I adore Thee as my first beginning; I aspire after Thee as my last end. I give Thee thanks as my constant benefactor; I call upon Thee as my sovereign protector.

Vouchsafe, O my God! to conduct me by Thy wisdom, to restrain me by Thy justice, to comfort me by Thy mercy, to defend me by Thy power.

To Thee I desire to consecrate all my thoughts, words, actions, and sufferings; that henceforward I may think of Thee, speak of Thee, refer all my actions to Thy greater glory, and suffer willingly whatever Thou shalt appoint.

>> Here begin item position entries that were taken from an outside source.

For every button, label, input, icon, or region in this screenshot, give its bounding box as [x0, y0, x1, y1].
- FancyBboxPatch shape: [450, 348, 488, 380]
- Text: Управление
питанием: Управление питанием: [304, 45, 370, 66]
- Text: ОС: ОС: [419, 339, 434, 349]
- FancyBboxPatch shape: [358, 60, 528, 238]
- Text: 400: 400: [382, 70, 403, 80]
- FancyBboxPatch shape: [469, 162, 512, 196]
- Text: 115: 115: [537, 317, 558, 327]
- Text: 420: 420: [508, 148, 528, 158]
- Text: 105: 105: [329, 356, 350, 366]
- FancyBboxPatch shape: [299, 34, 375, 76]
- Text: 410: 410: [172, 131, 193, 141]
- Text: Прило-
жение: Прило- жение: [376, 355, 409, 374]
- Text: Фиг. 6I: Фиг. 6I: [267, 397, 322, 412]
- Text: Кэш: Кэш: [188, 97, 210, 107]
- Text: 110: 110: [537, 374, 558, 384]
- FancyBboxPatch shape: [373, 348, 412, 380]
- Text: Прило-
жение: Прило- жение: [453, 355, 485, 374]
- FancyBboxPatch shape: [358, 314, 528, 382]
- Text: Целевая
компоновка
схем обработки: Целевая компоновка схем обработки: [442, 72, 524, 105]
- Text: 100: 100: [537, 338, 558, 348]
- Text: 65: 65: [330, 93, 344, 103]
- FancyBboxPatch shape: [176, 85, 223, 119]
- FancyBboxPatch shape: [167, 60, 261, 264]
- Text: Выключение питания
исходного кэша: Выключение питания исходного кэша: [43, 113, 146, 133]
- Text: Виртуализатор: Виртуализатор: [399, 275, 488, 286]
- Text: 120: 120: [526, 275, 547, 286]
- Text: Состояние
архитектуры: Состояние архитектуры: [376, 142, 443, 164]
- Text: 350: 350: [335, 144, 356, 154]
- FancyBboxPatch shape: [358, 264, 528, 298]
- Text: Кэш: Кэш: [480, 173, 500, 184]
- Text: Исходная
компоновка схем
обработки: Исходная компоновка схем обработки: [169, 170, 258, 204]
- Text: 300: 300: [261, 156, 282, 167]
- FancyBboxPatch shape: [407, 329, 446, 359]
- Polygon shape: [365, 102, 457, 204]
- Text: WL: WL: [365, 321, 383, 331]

Lord, I desire that in all things Thy will may be done because it is Thy will, and in the manner that Thou willest.

I beg of Thee to enlighten my understanding, to inflame my will, to purify my body, and to sanctify my soul.

Give me strength, O my God! to expiate my offenses, to overcome my temptations, to subdue my passions, and to acquire the virtues proper for my state of life.

Fill my heart with tender affection for Thy goodness, hatred of my faults, love of my neighbor, and contempt of the world.

May Thy grace help me to be submissive to my superiors, condescending to my inferiors, faithful to my friends, and charitable to my enemies.

Assist me to overcome sensuality by mortification, avarice by alms-deeds, anger by meekness, and tepidity by devotion.

O my God! make me prudent in my undertakings, courageous in dangers, patient in affliction, and humble in prosperity.

Grant that I may be ever attentive at my prayers, temperate at my meals, diligent in my employments, and constant in my resolutions.

Let my conscience be ever upright and pure, my exterior modest, my conversation edifying, and my comportment regular.

Assist me, that I may continually labor to overcome nature, to correspond with Thy grace, to keep Thy Commandments, and to work out my salvation.

Make me realize, O my God! the nothingness of this world, the greatness of Heaven, the shortness of time, and the length of eternity.

Grant that I may prepare for death; that I may fear Thy judgments, and in the end obtain Heaven; through Jesus Christ our Lord. Amen.